US healthcare bill leaves illegal immigrants excluded
Omission was price of bringing conservative Democrats on board, particularly in states such as Texas

Chris McGreal in Houston
guardian.co.uk, Monday 22 March 2010 21.00 GMT Article history

The Texas governor Rick Perry has vowed to challenge the 'unconstitutional' healthcare bill.

The woman with the small child in tow outside the Clear Lake medical centre has every reason to celebrate health care reform. Except one.

She is not covered because she cannot afford the sky-high insurance premiums charged in Texas. As a part-time domestic worker in one of the sprawling waterside houses just outside Houston, her earnings would qualify her for heavily subsidised health coverage under the new law.

But the Mexican-born woman is an illegal immigrant – one of the undocumented, as the Americans call them – and the new legislation bars her from benefiting.

"My daughter is six. She was born here. The state pays for her to go to hospital," she said. "If I get sick I do what all the Mexicans do: I go and sit in the emergency room where they cannot turn you away."

That will not change after the law comes into effect in 2014. The government says the new legislation will extend coverage to 95% of the population, bringing in 32m people who lack insurance because of cost, existing health problems or through choice.

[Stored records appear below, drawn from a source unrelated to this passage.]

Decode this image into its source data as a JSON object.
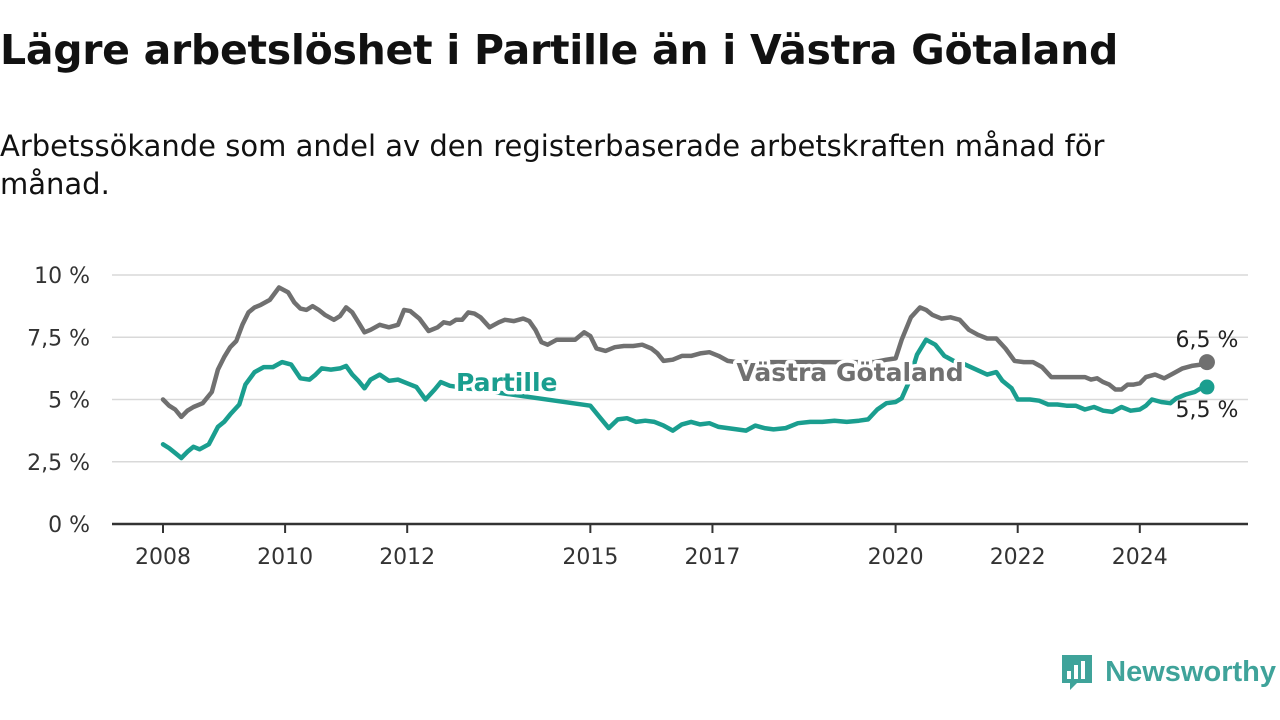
{
  "title": "Lägre arbetslöshet i Partille än i Västra Götaland",
  "subtitle": "Arbetssökande som andel av den registerbaserade arbetskraften månad för månad.",
  "brand": {
    "name": "Newsworthy"
  },
  "chart_data": {
    "type": "line",
    "x_ticks": [
      "2008",
      "2010",
      "2012",
      "2015",
      "2017",
      "2020",
      "2022",
      "2024"
    ],
    "y_ticks": [
      "0 %",
      "2,5 %",
      "5 %",
      "7,5 %",
      "10 %"
    ],
    "ylim": [
      0,
      10
    ],
    "xlim": [
      2007.9,
      2025.9
    ],
    "grid": true,
    "x_date_format": "decimal year",
    "series": [
      {
        "name": "Västra Götaland",
        "color": "#707070",
        "end_label": "6,5 %",
        "points": [
          [
            2008.0,
            5.0
          ],
          [
            2008.1,
            4.75
          ],
          [
            2008.2,
            4.6
          ],
          [
            2008.3,
            4.3
          ],
          [
            2008.4,
            4.55
          ],
          [
            2008.5,
            4.7
          ],
          [
            2008.65,
            4.85
          ],
          [
            2008.8,
            5.3
          ],
          [
            2008.9,
            6.2
          ],
          [
            2009.0,
            6.7
          ],
          [
            2009.1,
            7.1
          ],
          [
            2009.2,
            7.35
          ],
          [
            2009.3,
            8.0
          ],
          [
            2009.4,
            8.5
          ],
          [
            2009.5,
            8.7
          ],
          [
            2009.6,
            8.8
          ],
          [
            2009.75,
            9.0
          ],
          [
            2009.9,
            9.5
          ],
          [
            2010.05,
            9.3
          ],
          [
            2010.15,
            8.9
          ],
          [
            2010.25,
            8.65
          ],
          [
            2010.35,
            8.6
          ],
          [
            2010.45,
            8.75
          ],
          [
            2010.55,
            8.6
          ],
          [
            2010.65,
            8.4
          ],
          [
            2010.8,
            8.2
          ],
          [
            2010.9,
            8.35
          ],
          [
            2011.0,
            8.7
          ],
          [
            2011.1,
            8.5
          ],
          [
            2011.2,
            8.1
          ],
          [
            2011.3,
            7.7
          ],
          [
            2011.4,
            7.8
          ],
          [
            2011.55,
            8.0
          ],
          [
            2011.7,
            7.9
          ],
          [
            2011.85,
            8.0
          ],
          [
            2011.95,
            8.6
          ],
          [
            2012.05,
            8.55
          ],
          [
            2012.2,
            8.25
          ],
          [
            2012.35,
            7.75
          ],
          [
            2012.5,
            7.9
          ],
          [
            2012.6,
            8.1
          ],
          [
            2012.7,
            8.05
          ],
          [
            2012.8,
            8.2
          ],
          [
            2012.9,
            8.2
          ],
          [
            2013.0,
            8.5
          ],
          [
            2013.1,
            8.45
          ],
          [
            2013.2,
            8.3
          ],
          [
            2013.35,
            7.9
          ],
          [
            2013.5,
            8.1
          ],
          [
            2013.6,
            8.2
          ],
          [
            2013.75,
            8.15
          ],
          [
            2013.9,
            8.25
          ],
          [
            2014.0,
            8.15
          ],
          [
            2014.1,
            7.8
          ],
          [
            2014.2,
            7.3
          ],
          [
            2014.3,
            7.2
          ],
          [
            2014.45,
            7.4
          ],
          [
            2014.6,
            7.4
          ],
          [
            2014.75,
            7.4
          ],
          [
            2014.9,
            7.7
          ],
          [
            2015.0,
            7.55
          ],
          [
            2015.1,
            7.05
          ],
          [
            2015.25,
            6.95
          ],
          [
            2015.4,
            7.1
          ],
          [
            2015.55,
            7.15
          ],
          [
            2015.7,
            7.15
          ],
          [
            2015.85,
            7.2
          ],
          [
            2016.0,
            7.05
          ],
          [
            2016.1,
            6.85
          ],
          [
            2016.2,
            6.55
          ],
          [
            2016.35,
            6.6
          ],
          [
            2016.5,
            6.75
          ],
          [
            2016.65,
            6.75
          ],
          [
            2016.8,
            6.85
          ],
          [
            2016.95,
            6.9
          ],
          [
            2017.1,
            6.75
          ],
          [
            2017.25,
            6.55
          ],
          [
            2017.4,
            6.5
          ],
          [
            2019.65,
            6.5
          ],
          [
            2019.85,
            6.6
          ],
          [
            2020.0,
            6.65
          ],
          [
            2020.1,
            7.4
          ],
          [
            2020.25,
            8.3
          ],
          [
            2020.4,
            8.7
          ],
          [
            2020.5,
            8.6
          ],
          [
            2020.6,
            8.4
          ],
          [
            2020.75,
            8.25
          ],
          [
            2020.9,
            8.3
          ],
          [
            2021.05,
            8.2
          ],
          [
            2021.2,
            7.8
          ],
          [
            2021.35,
            7.6
          ],
          [
            2021.5,
            7.45
          ],
          [
            2021.65,
            7.45
          ],
          [
            2021.8,
            7.05
          ],
          [
            2021.95,
            6.55
          ],
          [
            2022.1,
            6.5
          ],
          [
            2022.25,
            6.5
          ],
          [
            2022.4,
            6.3
          ],
          [
            2022.55,
            5.9
          ],
          [
            2022.7,
            5.9
          ],
          [
            2022.85,
            5.9
          ],
          [
            2023.0,
            5.9
          ],
          [
            2023.1,
            5.9
          ],
          [
            2023.2,
            5.8
          ],
          [
            2023.3,
            5.85
          ],
          [
            2023.4,
            5.7
          ],
          [
            2023.5,
            5.6
          ],
          [
            2023.6,
            5.4
          ],
          [
            2023.7,
            5.4
          ],
          [
            2023.8,
            5.6
          ],
          [
            2023.9,
            5.6
          ],
          [
            2024.0,
            5.65
          ],
          [
            2024.1,
            5.9
          ],
          [
            2024.25,
            6.0
          ],
          [
            2024.4,
            5.85
          ],
          [
            2024.55,
            6.05
          ],
          [
            2024.7,
            6.25
          ],
          [
            2024.85,
            6.35
          ],
          [
            2025.0,
            6.4
          ],
          [
            2025.1,
            6.5
          ]
        ]
      },
      {
        "name": "Partille",
        "color": "#1a9e8f",
        "end_label": "5,5 %",
        "points": [
          [
            2008.0,
            3.2
          ],
          [
            2008.1,
            3.05
          ],
          [
            2008.2,
            2.85
          ],
          [
            2008.3,
            2.65
          ],
          [
            2008.4,
            2.9
          ],
          [
            2008.5,
            3.1
          ],
          [
            2008.6,
            3.0
          ],
          [
            2008.75,
            3.2
          ],
          [
            2008.9,
            3.9
          ],
          [
            2009.0,
            4.1
          ],
          [
            2009.1,
            4.4
          ],
          [
            2009.25,
            4.8
          ],
          [
            2009.35,
            5.6
          ],
          [
            2009.5,
            6.1
          ],
          [
            2009.65,
            6.3
          ],
          [
            2009.8,
            6.3
          ],
          [
            2009.95,
            6.5
          ],
          [
            2010.1,
            6.4
          ],
          [
            2010.25,
            5.85
          ],
          [
            2010.4,
            5.8
          ],
          [
            2010.5,
            6.0
          ],
          [
            2010.6,
            6.25
          ],
          [
            2010.75,
            6.2
          ],
          [
            2010.9,
            6.25
          ],
          [
            2011.0,
            6.35
          ],
          [
            2011.1,
            6.0
          ],
          [
            2011.2,
            5.75
          ],
          [
            2011.3,
            5.45
          ],
          [
            2011.4,
            5.8
          ],
          [
            2011.55,
            6.0
          ],
          [
            2011.7,
            5.75
          ],
          [
            2011.85,
            5.8
          ],
          [
            2012.0,
            5.65
          ],
          [
            2012.15,
            5.5
          ],
          [
            2012.3,
            5.0
          ],
          [
            2012.45,
            5.4
          ],
          [
            2012.55,
            5.7
          ],
          [
            2012.7,
            5.55
          ],
          [
            2015.0,
            4.75
          ],
          [
            2015.15,
            4.3
          ],
          [
            2015.3,
            3.85
          ],
          [
            2015.45,
            4.2
          ],
          [
            2015.6,
            4.25
          ],
          [
            2015.75,
            4.1
          ],
          [
            2015.9,
            4.15
          ],
          [
            2016.05,
            4.1
          ],
          [
            2016.2,
            3.95
          ],
          [
            2016.35,
            3.75
          ],
          [
            2016.5,
            4.0
          ],
          [
            2016.65,
            4.1
          ],
          [
            2016.8,
            4.0
          ],
          [
            2016.95,
            4.05
          ],
          [
            2017.1,
            3.9
          ],
          [
            2017.25,
            3.85
          ],
          [
            2017.4,
            3.8
          ],
          [
            2017.55,
            3.75
          ],
          [
            2017.7,
            3.95
          ],
          [
            2017.85,
            3.85
          ],
          [
            2018.0,
            3.8
          ],
          [
            2018.2,
            3.85
          ],
          [
            2018.4,
            4.05
          ],
          [
            2018.6,
            4.1
          ],
          [
            2018.8,
            4.1
          ],
          [
            2019.0,
            4.15
          ],
          [
            2019.2,
            4.1
          ],
          [
            2019.4,
            4.15
          ],
          [
            2019.55,
            4.2
          ],
          [
            2019.7,
            4.6
          ],
          [
            2019.85,
            4.85
          ],
          [
            2020.0,
            4.9
          ],
          [
            2020.1,
            5.05
          ],
          [
            2020.2,
            5.6
          ],
          [
            2020.35,
            6.8
          ],
          [
            2020.5,
            7.4
          ],
          [
            2020.65,
            7.2
          ],
          [
            2020.8,
            6.75
          ],
          [
            2020.95,
            6.55
          ],
          [
            2021.05,
            6.5
          ],
          [
            2021.5,
            6.0
          ],
          [
            2021.65,
            6.1
          ],
          [
            2021.75,
            5.75
          ],
          [
            2021.9,
            5.45
          ],
          [
            2022.0,
            5.0
          ],
          [
            2022.2,
            5.0
          ],
          [
            2022.35,
            4.95
          ],
          [
            2022.5,
            4.8
          ],
          [
            2022.65,
            4.8
          ],
          [
            2022.8,
            4.75
          ],
          [
            2022.95,
            4.75
          ],
          [
            2023.1,
            4.6
          ],
          [
            2023.25,
            4.7
          ],
          [
            2023.4,
            4.55
          ],
          [
            2023.55,
            4.5
          ],
          [
            2023.7,
            4.7
          ],
          [
            2023.85,
            4.55
          ],
          [
            2024.0,
            4.6
          ],
          [
            2024.1,
            4.75
          ],
          [
            2024.2,
            5.0
          ],
          [
            2024.35,
            4.9
          ],
          [
            2024.5,
            4.85
          ],
          [
            2024.6,
            5.05
          ],
          [
            2024.75,
            5.2
          ],
          [
            2024.9,
            5.3
          ],
          [
            2025.0,
            5.45
          ],
          [
            2025.1,
            5.5
          ]
        ]
      }
    ],
    "label_series": [
      "Partille",
      "Västra Götaland"
    ]
  }
}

But there will still remain about 5% of the population who fall beyond the provisions of the reforms.

The Congressional budget office estimates that five years after the law comes into effect there will still be 23m people in the US without insurance. One-third of these will be illegal immigrants – many have lived in the US for years and their children are Americans. Others are likely to be young people who will choose to defy the requirement for compulsory insurance and pay the relatively small fine.

Excluding illegal immigrants was a price Barack Obama paid for bringing conservative Democrats on board, particularly in states such as Texas, which has the highest rate of uninsured people in the country. One in three adults of working age in Texas – about 6m people – do not have health insurance. Children and the elderly are covered by state programmes.

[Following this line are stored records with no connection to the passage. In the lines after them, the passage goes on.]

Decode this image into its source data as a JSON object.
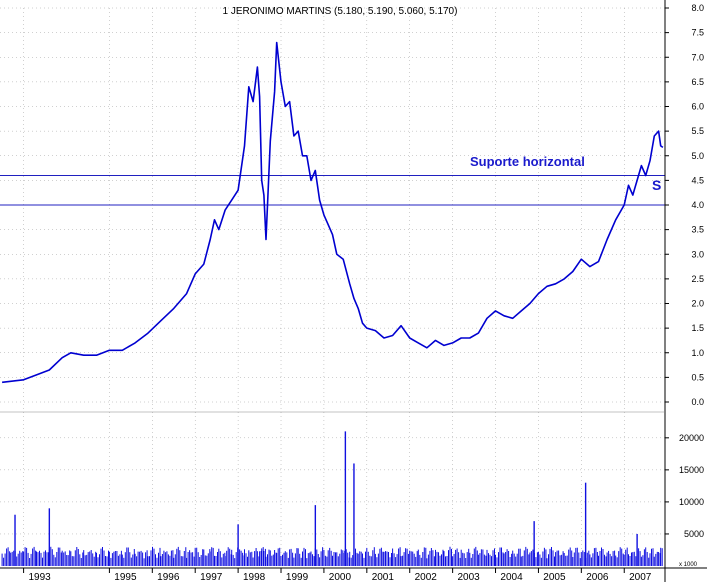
{
  "chart_data": {
    "type": "line",
    "title": "1 JERONIMO MARTINS (5.180, 5.190, 5.060, 5.170)",
    "annotation": "Suporte horizontal",
    "annotation_marker": "S",
    "price_axis": {
      "ylim": [
        0.0,
        8.0
      ],
      "ticks": [
        "0.0",
        "0.5",
        "1.0",
        "1.5",
        "2.0",
        "2.5",
        "3.0",
        "3.5",
        "4.0",
        "4.5",
        "5.0",
        "5.5",
        "6.0",
        "6.5",
        "7.0",
        "7.5",
        "8.0"
      ]
    },
    "volume_axis": {
      "ylim": [
        0,
        22000
      ],
      "ticks": [
        "5000",
        "10000",
        "15000",
        "20000"
      ],
      "unit_label": "x 1000"
    },
    "x_ticks": [
      "1993",
      "1995",
      "1996",
      "1997",
      "1998",
      "1999",
      "2000",
      "2001",
      "2002",
      "2003",
      "2004",
      "2005",
      "2006",
      "2007"
    ],
    "support_levels": [
      4.6,
      4.0
    ],
    "colors": {
      "price": "#0000d0",
      "volume": "#1010e0",
      "grid": "#a0a0a0",
      "support": "#2020c0",
      "text": "#0000cc"
    },
    "series": [
      {
        "x": [
          1992.5,
          1992.7,
          1993.0,
          1993.3,
          1993.6,
          1993.9,
          1994.1,
          1994.4,
          1994.7,
          1995.0,
          1995.3,
          1995.6,
          1995.9,
          1996.2,
          1996.5,
          1996.8,
          1997.0,
          1997.2,
          1997.35,
          1997.45,
          1997.55,
          1997.7,
          1997.85,
          1998.0,
          1998.15,
          1998.25,
          1998.35,
          1998.45,
          1998.5,
          1998.55,
          1998.6,
          1998.65,
          1998.75,
          1998.85,
          1998.9,
          1999.0,
          1999.1,
          1999.2,
          1999.3,
          1999.4,
          1999.5,
          1999.6,
          1999.7,
          1999.8,
          1999.9,
          2000.0,
          2000.1,
          2000.2,
          2000.3,
          2000.45,
          2000.6,
          2000.7,
          2000.8,
          2000.9,
          2001.0,
          2001.2,
          2001.4,
          2001.6,
          2001.8,
          2002.0,
          2002.2,
          2002.4,
          2002.6,
          2002.8,
          2003.0,
          2003.2,
          2003.4,
          2003.6,
          2003.8,
          2004.0,
          2004.2,
          2004.4,
          2004.6,
          2004.8,
          2005.0,
          2005.2,
          2005.4,
          2005.6,
          2005.8,
          2006.0,
          2006.2,
          2006.4,
          2006.6,
          2006.8,
          2007.0,
          2007.1,
          2007.2,
          2007.3,
          2007.4,
          2007.5,
          2007.6,
          2007.7,
          2007.8,
          2007.85,
          2007.9
        ],
        "values": [
          0.4,
          0.42,
          0.45,
          0.55,
          0.65,
          0.9,
          1.0,
          0.95,
          0.95,
          1.05,
          1.05,
          1.2,
          1.4,
          1.65,
          1.9,
          2.2,
          2.6,
          2.8,
          3.3,
          3.7,
          3.5,
          3.9,
          4.1,
          4.3,
          5.2,
          6.4,
          6.1,
          6.8,
          6.2,
          4.5,
          4.2,
          3.3,
          5.3,
          6.3,
          7.3,
          6.5,
          6.0,
          6.1,
          5.4,
          5.5,
          5.0,
          5.0,
          4.5,
          4.7,
          4.1,
          3.8,
          3.6,
          3.4,
          3.0,
          2.9,
          2.4,
          2.1,
          1.9,
          1.6,
          1.5,
          1.45,
          1.3,
          1.35,
          1.55,
          1.3,
          1.2,
          1.1,
          1.25,
          1.15,
          1.2,
          1.3,
          1.3,
          1.4,
          1.7,
          1.85,
          1.75,
          1.7,
          1.85,
          2.0,
          2.2,
          2.35,
          2.4,
          2.5,
          2.65,
          2.9,
          2.75,
          2.85,
          3.3,
          3.7,
          4.0,
          4.4,
          4.2,
          4.5,
          4.8,
          4.6,
          4.9,
          5.4,
          5.5,
          5.2,
          5.17
        ]
      }
    ],
    "volume_peaks": [
      {
        "x": 1992.8,
        "value": 8000
      },
      {
        "x": 1993.6,
        "value": 9000
      },
      {
        "x": 1998.0,
        "value": 6500
      },
      {
        "x": 1999.8,
        "value": 9500
      },
      {
        "x": 2000.5,
        "value": 21000
      },
      {
        "x": 2000.7,
        "value": 16000
      },
      {
        "x": 2004.9,
        "value": 7000
      },
      {
        "x": 2006.1,
        "value": 13000
      },
      {
        "x": 2007.3,
        "value": 5000
      }
    ]
  }
}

The Centre for Public Policy Priorities in Austin, the Texan capital, says the bulk of those not covered are on low wages in jobs without health insurance and cannot afford the high premiums. "Part of the assumption is that there are still some who will chose to remain uninsured," said Anne Dunkelberg, associate director of the centre. "Then there are undocumented immigrants. They have been historically excluded from health insurance and they will continue to be excluded."

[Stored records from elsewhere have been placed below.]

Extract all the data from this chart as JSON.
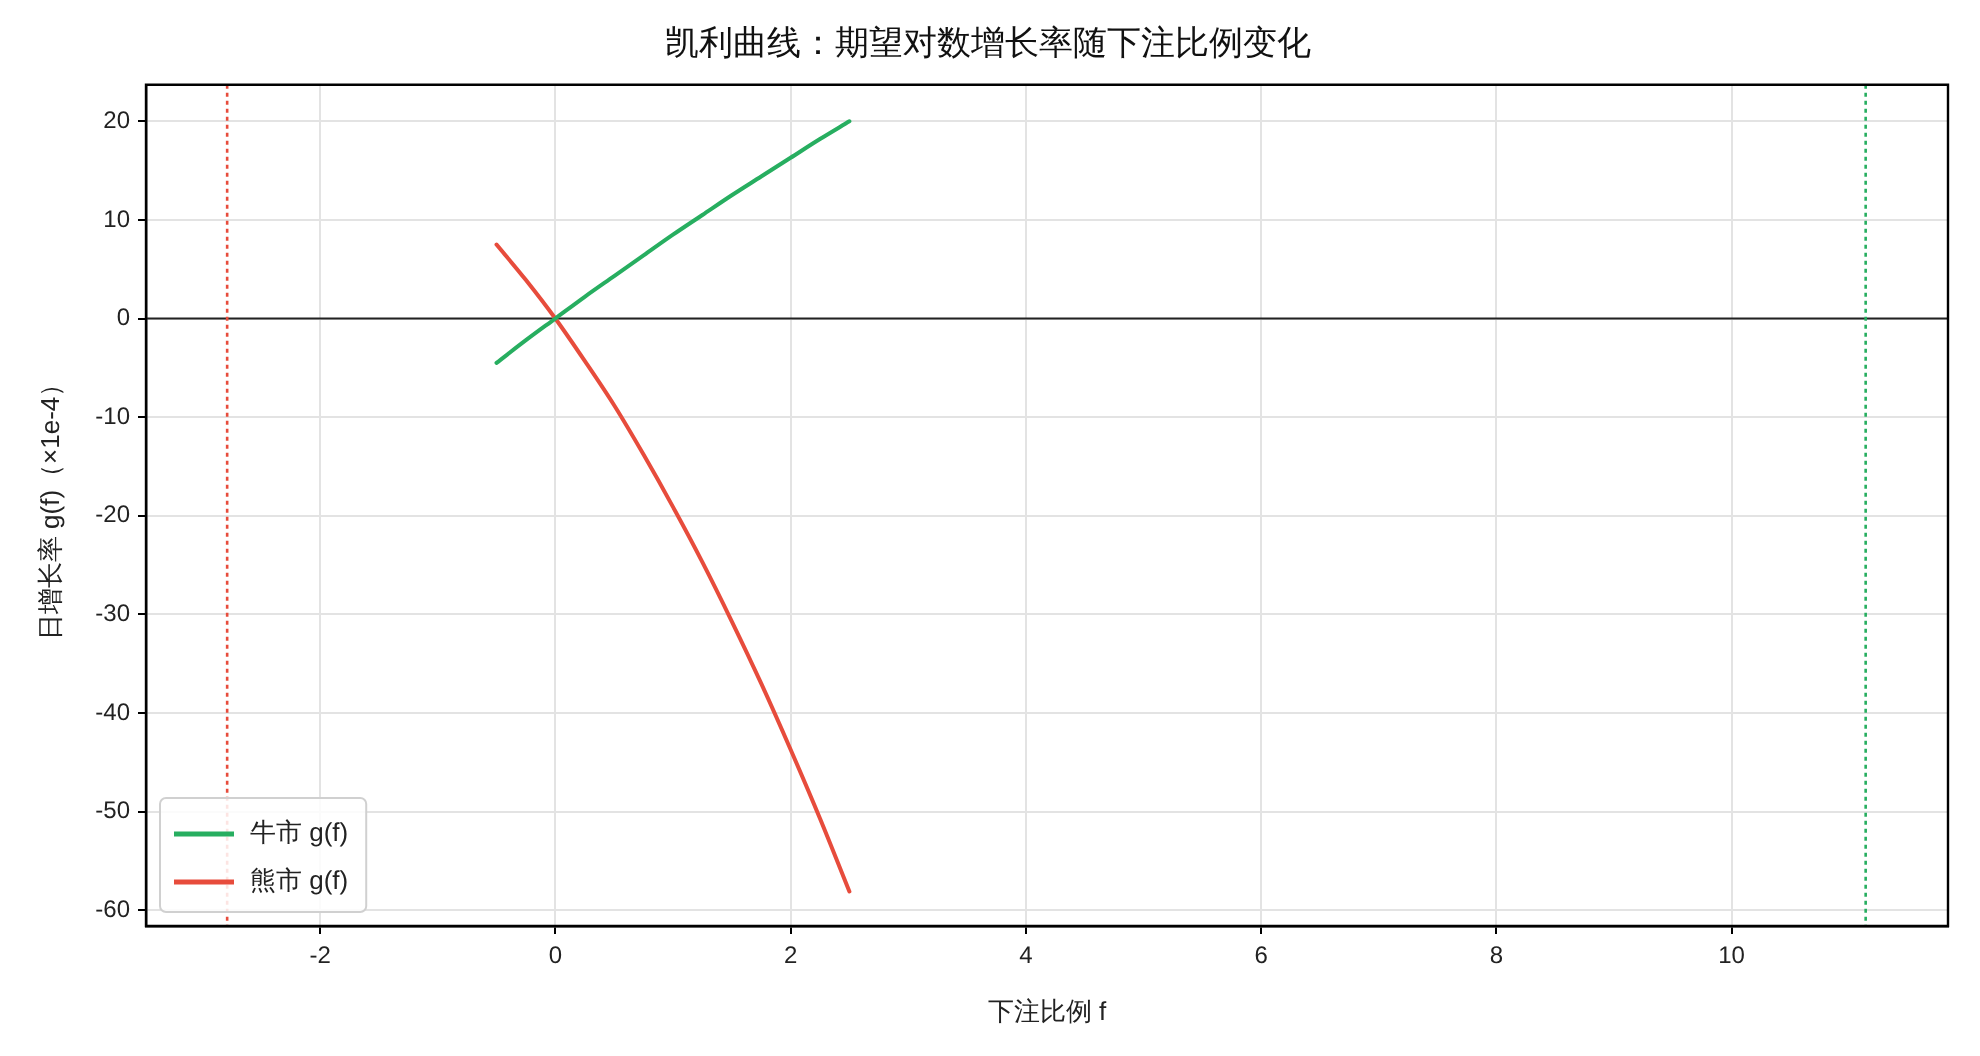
{
  "chart_data": {
    "type": "line",
    "title": "凯利曲线：期望对数增长率随下注比例变化",
    "xlabel": "下注比例 f",
    "ylabel": "日增长率 g(f)（×1e-4）",
    "x": [
      -0.5,
      -0.25,
      0,
      0.25,
      0.5,
      0.75,
      1.0,
      1.25,
      1.5,
      1.75,
      2.0,
      2.25,
      2.5
    ],
    "series": [
      {
        "name": "牛市 g(f)",
        "color": "#27ae60",
        "values": [
          -4.5,
          -2.2,
          0,
          2.2,
          4.3,
          6.4,
          8.5,
          10.5,
          12.5,
          14.4,
          16.3,
          18.2,
          20.0
        ]
      },
      {
        "name": "熊市 g(f)",
        "color": "#e74c3c",
        "values": [
          7.5,
          3.9,
          0,
          -4.3,
          -8.8,
          -13.8,
          -19.1,
          -24.7,
          -30.7,
          -37.0,
          -43.7,
          -50.7,
          -58.1
        ]
      }
    ],
    "xlim": [
      -3.48,
      11.84
    ],
    "ylim": [
      -61.6,
      23.7
    ],
    "xticks": [
      -2,
      0,
      2,
      4,
      6,
      8,
      10
    ],
    "yticks": [
      -60,
      -50,
      -40,
      -30,
      -20,
      -10,
      0,
      10,
      20
    ],
    "ref_lines": [
      {
        "axis": "y",
        "value": 0,
        "color": "#222222",
        "line_style": "solid"
      },
      {
        "axis": "x",
        "value": -2.79,
        "color": "#e74c3c",
        "line_style": "dotted"
      },
      {
        "axis": "x",
        "value": 11.14,
        "color": "#27ae60",
        "line_style": "dotted"
      }
    ],
    "grid": true,
    "legend": "bottom left",
    "marker": "none",
    "line_style": "solid"
  }
}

She says that, while the census does not ask about people's immigration status, a conservative estimate is that about 1m of those without health insurance in Texas are in the US illegally.

"Texas not only excludes the undocumented but also legal permanent residents who aren't US citizens from buying in to the state's health care coverage," she said. "Texas has a very poor record at access to social programmes such as free health care and food stamps."

But the state has deeper objections to the new law. The governor, Rick Perry, says Texas will launch a legal challenge to the legislation as unconstitutional and an infringement on personal liberty.

"Unfortunately, the health care vote had more to do with expanding socialism on American soil than it does fixing our health care finance and delivery systems," said Perry. "The Obama health care bill undermines patient choice, personal responsibility, medical innovation and fiscal responsibility in America."